Self-Injurious Behaviours Are Associated with Alterations in the Somatosensory System in Children and Adolescents with Autism Spectrum Disorders: A Multimodal Brain Imaging Study

Thursday, May 17, 2012
Sheraton Hall (Sheraton Centre Toronto)
9:00 AM
E. G. Duerden1, S. W. Roberts2,3, J. Villafuerte1, M. M. Chakravarty4, K. M. Mak-Fan1, J. P. Lerch5 and M. J. Taylor1, (1)Department of Diagnostic Imaging, Hospital for Sick Children, Toronto, ON, Canada, (2)Holland Bloorview Kids Rehabilitation Hospital, Toronto, ON, Canada, (3)Autism Research Unit, The Hospital for Sick Children, Toronto, ON, Canada, (4)Kimel Family Translational Imaging-Genetics Laboratory, Research Imaging Centre, Centre for Addiction and Mental Health, Toronto, ON, Canada, (5)Mouse Imaging Centre, The Hospital for Sick Children, Toronto, ON, Canada
Background: Children with autism spectrum disorders (ASD) commonly perform behaviours that are self-injurious, often in the absence of reporting pain.
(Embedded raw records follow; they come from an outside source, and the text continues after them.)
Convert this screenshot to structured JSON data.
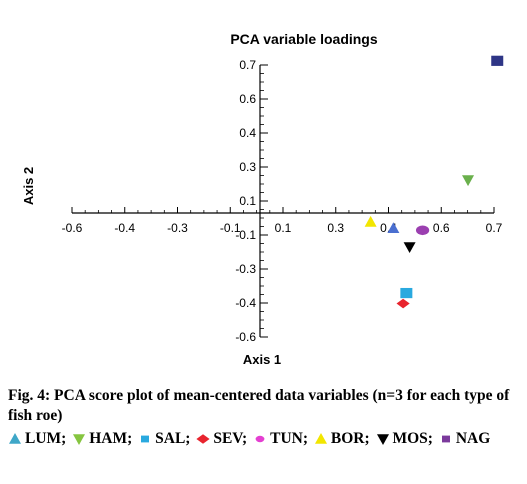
{
  "chart_data": {
    "type": "scatter",
    "title": "PCA variable loadings",
    "xlabel": "Axis 1",
    "ylabel": "Axis 2",
    "xlim": [
      -0.6,
      0.7
    ],
    "ylim": [
      -0.6,
      0.7
    ],
    "x_ticks": [
      "-0.6",
      "-0.4",
      "-0.3",
      "-0.1",
      "0.1",
      "0.3",
      "0.4",
      "0.6",
      "0.7"
    ],
    "y_ticks": [
      "0.7",
      "0.6",
      "0.4",
      "0.3",
      "0.1",
      "-0.1",
      "-0.3",
      "-0.4",
      "-0.6"
    ],
    "grid": false,
    "points": [
      {
        "label": "NAG",
        "x": 0.71,
        "y": 0.72,
        "marker": "square",
        "color": "#2e3586"
      },
      {
        "label": "HAM",
        "x": 0.62,
        "y": 0.15,
        "marker": "triangle-down",
        "color": "#6ab04c"
      },
      {
        "label": "BOR",
        "x": 0.32,
        "y": -0.05,
        "marker": "triangle-up",
        "color": "#f2e600"
      },
      {
        "label": "LUM",
        "x": 0.39,
        "y": -0.08,
        "marker": "triangle-up",
        "color": "#4a6fd0"
      },
      {
        "label": "TUN",
        "x": 0.48,
        "y": -0.09,
        "marker": "circle",
        "color": "#9b3fb0"
      },
      {
        "label": "MOS",
        "x": 0.44,
        "y": -0.17,
        "marker": "triangle-down",
        "color": "#000000"
      },
      {
        "label": "SAL",
        "x": 0.43,
        "y": -0.39,
        "marker": "square",
        "color": "#29a9df"
      },
      {
        "label": "SEV",
        "x": 0.42,
        "y": -0.44,
        "marker": "diamond",
        "color": "#e8242e"
      }
    ]
  },
  "caption": "Fig. 4: PCA score plot of mean-centered data variables (n=3 for each type of fish roe)",
  "legend": [
    {
      "label": "LUM;",
      "marker": "triangle-up",
      "color": "#3fa7c8"
    },
    {
      "label": "HAM;",
      "marker": "triangle-down",
      "color": "#86c540"
    },
    {
      "label": "SAL;",
      "marker": "square",
      "color": "#29a9df"
    },
    {
      "label": "SEV;",
      "marker": "diamond",
      "color": "#e8242e"
    },
    {
      "label": "TUN;",
      "marker": "circle",
      "color": "#e43fd1"
    },
    {
      "label": "BOR;",
      "marker": "triangle-up",
      "color": "#f2e600"
    },
    {
      "label": "MOS;",
      "marker": "triangle-down",
      "color": "#000000"
    },
    {
      "label": "NAG",
      "marker": "square",
      "color": "#7b3a9c"
    }
  ]
}
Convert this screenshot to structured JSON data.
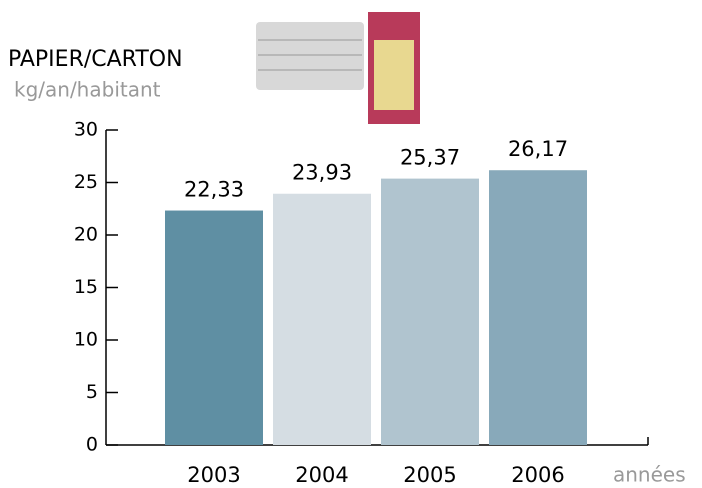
{
  "chart_data": {
    "type": "bar",
    "title": "PAPIER/CARTON",
    "ylabel": "kg/an/habitant",
    "xlabel": "années",
    "categories": [
      "2003",
      "2004",
      "2005",
      "2006"
    ],
    "values": [
      22.33,
      23.93,
      25.37,
      26.17
    ],
    "value_labels": [
      "22,33",
      "23,93",
      "25,37",
      "26,17"
    ],
    "colors": [
      "#5f8fa3",
      "#d5dde3",
      "#b0c4cf",
      "#88a9ba"
    ],
    "ylim": [
      0,
      30
    ],
    "yticks": [
      0,
      5,
      10,
      15,
      20,
      25,
      30
    ],
    "grid": false
  }
}
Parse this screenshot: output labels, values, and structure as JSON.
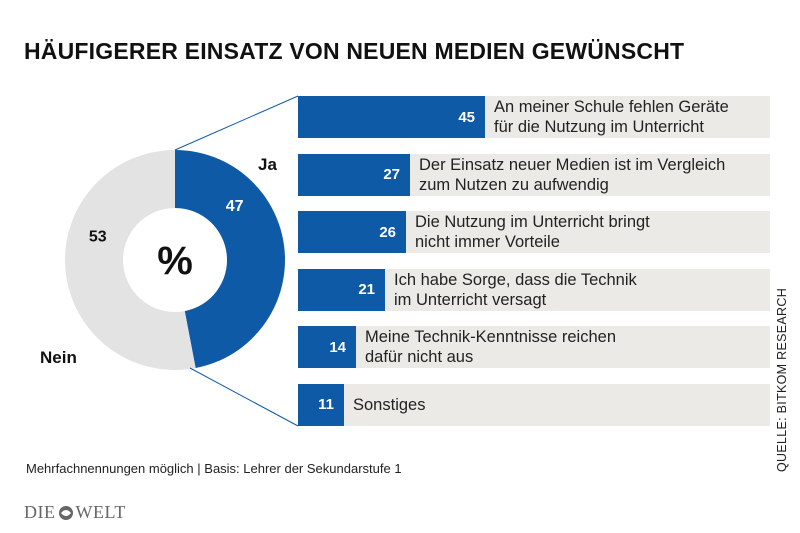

Previous research suggests that altered pain sensitivity is associated with morphological changes in somatosensory and limbic cortices. Self-injurious behaviours are reported to result in alterations in the structure and organization of the temporal lobes in adults with ASD. However, the effect of self-injurious behaviour on cortical development in children with ASD remains unknown.

Objectives: To determine the relation between grey/white matter structural changes and self-injurious behaviours in children and adolescents with ASD. 

Methods: We studied 28 children and adolescents (mean age=10.34 ±2.5 yrs; range: 6-15yrs; 25 males) who carried a clinical diagnosis of ASD. Participants were verbal and high functioning (IQ=104; sd=18.27). Self -injury was assessed using a standardized parental questionnaire. Each participant underwent diffusion tensor imaging (DTI) and T1-weighted magnetic resonance imaging at 1.5 Telsa (T). Cortical thickness analysis was performed on the anatomical images using the CIVET pipeline; based on a priori hypotheses, regions-of-interest were drawn over the bilateral somatosensory, cingulate, and medial temporal lobe cortices. Volumes of thalamic nuclei were extracted using non-linear alignment of a histological atlas. Tract-based spatial statistics were used to assess changes in Fractional Anisotropy (FA) using the DTI data set followed by whole brain tractography.

Results: Self-injury scores negatively correlated with thickness in the right superior parietal lobule (p=0.001). A directed search in the left primary somatosensory cortex (SI) also revealed a significant negative correlation with self-injury scores (p=0.006). Volumetric analyses revealed that the left ventroposterior (VP) nucleus was negatively correlated with higher self-injury scores (R=-0.53, p=0.005). Based on these findings we extracted the FA values, a measure of white matter fibre integrity, based on a tract based region of interest analysis between SI and the VP nucleus and found that children who engaged in self injury had significantly higher FA values in the left hemisphere (F=5, p=0.04).

Conclusions:  Cortical volume and thickness in primary and association somatosensory brain areas were lower in ASD children with increased self injury, suggesting that alterations in somatosensory brain regions, and the underlying white matter pathways, could serve as a biomarker for disrupted brain development in children with ASD who self injure. Future research will focus on the relation among altered brain morphology, self-injury and atypical pain perception commonly seen in this population.